Upper Bench is just one of a number of wineries along the Naramata Bench, a 14km ridge that was once part of the lakeshore. From a touring perspective, they’re excellent as they’re carefully spaced. Virtually beside Upper Bench are Poplar Grove, with a display sampling space, as well as its rock ‘n’ roll brother or sister Beast Vineyards– an intimation to the Ogopogo– which has all the city ambiance of a midtown Vancouver wine bar.

 

At biodynamic vineyard Summerhill in Kelowna, the wines are aged in a four-storey reproduction of the Great Pyramid of Giza, which apparently improves their fragrance and quality as well as exposes “the knowingness of endless time”. Er … OK. However it makes a really rather tasty and multi-award-winning champagne called Cipes brut (decently called after the proprietor, Stephen Cipes), so perhaps there’s something in it. I’m unsure I ever reached the “knowingness” of who I was, though: there’s a lot of hippy-dippy things in the Okanagan.

At the other end of the valley in Summerland, a cool winery called the Okanagan Crush Pad is loaded with tulip- and also egg-shaped concrete storage tanks made to draw out the best in the “no-additive, indigenous ferment” wines made for its Haywire tag and various other tiny manufacturers.
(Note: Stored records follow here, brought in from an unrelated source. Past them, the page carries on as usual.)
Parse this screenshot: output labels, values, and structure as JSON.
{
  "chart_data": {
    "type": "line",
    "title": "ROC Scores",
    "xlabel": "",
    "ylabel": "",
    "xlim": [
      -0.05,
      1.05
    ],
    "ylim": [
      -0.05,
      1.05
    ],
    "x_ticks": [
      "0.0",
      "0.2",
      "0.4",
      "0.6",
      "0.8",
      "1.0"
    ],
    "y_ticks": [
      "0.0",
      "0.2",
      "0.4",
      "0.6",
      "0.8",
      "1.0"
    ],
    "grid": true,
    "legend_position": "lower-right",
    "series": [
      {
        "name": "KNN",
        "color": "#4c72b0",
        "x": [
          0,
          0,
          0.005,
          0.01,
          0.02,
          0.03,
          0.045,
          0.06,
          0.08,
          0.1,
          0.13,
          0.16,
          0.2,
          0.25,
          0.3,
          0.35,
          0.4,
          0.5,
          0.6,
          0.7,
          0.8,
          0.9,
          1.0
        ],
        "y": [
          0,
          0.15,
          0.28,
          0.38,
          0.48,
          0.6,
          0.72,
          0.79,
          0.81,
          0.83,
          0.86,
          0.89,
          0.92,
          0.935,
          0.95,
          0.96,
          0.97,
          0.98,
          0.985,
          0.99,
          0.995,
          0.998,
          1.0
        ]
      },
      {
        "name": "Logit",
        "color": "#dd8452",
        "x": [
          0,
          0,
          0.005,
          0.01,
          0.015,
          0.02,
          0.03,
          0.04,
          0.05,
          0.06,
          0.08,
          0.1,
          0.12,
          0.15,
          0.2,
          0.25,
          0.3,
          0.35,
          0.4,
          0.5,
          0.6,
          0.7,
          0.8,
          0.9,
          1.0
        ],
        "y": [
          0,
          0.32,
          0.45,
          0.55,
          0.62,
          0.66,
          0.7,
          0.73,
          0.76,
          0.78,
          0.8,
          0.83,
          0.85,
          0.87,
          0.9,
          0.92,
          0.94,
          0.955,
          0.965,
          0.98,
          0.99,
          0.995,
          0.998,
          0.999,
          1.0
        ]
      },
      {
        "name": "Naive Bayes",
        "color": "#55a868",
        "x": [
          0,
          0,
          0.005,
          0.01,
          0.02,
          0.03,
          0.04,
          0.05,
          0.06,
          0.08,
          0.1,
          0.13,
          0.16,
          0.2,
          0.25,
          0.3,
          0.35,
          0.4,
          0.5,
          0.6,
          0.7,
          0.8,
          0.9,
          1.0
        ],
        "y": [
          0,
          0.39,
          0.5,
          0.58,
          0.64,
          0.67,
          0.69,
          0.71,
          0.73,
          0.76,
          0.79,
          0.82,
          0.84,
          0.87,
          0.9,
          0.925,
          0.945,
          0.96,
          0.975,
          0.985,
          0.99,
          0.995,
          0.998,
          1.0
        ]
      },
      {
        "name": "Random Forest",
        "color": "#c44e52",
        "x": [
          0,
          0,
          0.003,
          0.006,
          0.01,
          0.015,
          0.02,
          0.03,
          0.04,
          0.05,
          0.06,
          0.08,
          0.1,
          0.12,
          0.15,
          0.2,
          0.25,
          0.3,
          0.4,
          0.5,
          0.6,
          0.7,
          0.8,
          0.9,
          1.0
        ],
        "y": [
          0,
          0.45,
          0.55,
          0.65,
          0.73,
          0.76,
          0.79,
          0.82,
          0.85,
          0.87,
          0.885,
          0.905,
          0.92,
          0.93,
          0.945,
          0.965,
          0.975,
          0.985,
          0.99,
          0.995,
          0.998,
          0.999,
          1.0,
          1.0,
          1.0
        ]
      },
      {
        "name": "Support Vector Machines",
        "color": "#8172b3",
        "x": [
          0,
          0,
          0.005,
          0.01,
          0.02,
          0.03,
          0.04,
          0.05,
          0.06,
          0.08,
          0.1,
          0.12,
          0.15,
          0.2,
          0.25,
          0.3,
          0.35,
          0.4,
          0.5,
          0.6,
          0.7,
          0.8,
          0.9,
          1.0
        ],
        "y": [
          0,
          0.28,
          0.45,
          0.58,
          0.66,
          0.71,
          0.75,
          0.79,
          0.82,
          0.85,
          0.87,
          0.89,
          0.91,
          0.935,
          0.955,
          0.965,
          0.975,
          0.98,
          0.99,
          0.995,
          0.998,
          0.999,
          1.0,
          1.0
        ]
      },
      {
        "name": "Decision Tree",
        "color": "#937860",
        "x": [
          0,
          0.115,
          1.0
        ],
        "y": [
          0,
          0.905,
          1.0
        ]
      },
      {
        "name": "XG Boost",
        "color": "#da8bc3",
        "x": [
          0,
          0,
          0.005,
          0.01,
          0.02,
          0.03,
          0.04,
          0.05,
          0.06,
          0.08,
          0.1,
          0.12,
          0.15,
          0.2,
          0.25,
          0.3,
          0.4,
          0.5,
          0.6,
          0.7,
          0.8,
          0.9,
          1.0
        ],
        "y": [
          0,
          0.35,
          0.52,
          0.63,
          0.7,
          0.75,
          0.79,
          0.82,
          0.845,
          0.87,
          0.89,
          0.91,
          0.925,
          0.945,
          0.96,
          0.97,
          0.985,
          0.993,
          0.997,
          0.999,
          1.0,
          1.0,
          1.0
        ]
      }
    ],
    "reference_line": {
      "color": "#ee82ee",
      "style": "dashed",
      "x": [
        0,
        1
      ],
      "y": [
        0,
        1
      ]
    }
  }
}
As Captain Beefheart pumps out over the stereo, a small white fluffy fireplace rug in the form of a Terrific Pyrenees pup called Bijou wanders around the sampling area. They urge you to have a workshop– not simply a sampling. Oh, and the wine maker has a beard and tattoos. Certainly.

As you drive even more southern, it obtains considerably hotter as well as drier. A huge component of this southern part of the Okanagan, Canada’s only desert, is possessed by First Country Canadians, that farm some 32,000 acres around Osoyoos. They, too, have a vineyard and hotel called Nk’ Mip (noticable inkameep), together with a taking in social centre which traces the history of the Osoyoos people.

Under invitingly blue skies, I set out on the Nk’ Mip walking path yet have reservations when I see the yellow warning signs: “Look out: watch for rattlesnakes.”

“You seldom see one,” my guide Darlene informs me later, just half well. Rarely is too often for me.

This somewhat unspoilt part of the globe seems to be specifically abundant in pests, including black widow spiders (eek!), wild deer as well as bears. These last are a particular risk for vineyard proprietors as they could eat their very own weight in grapes in one day.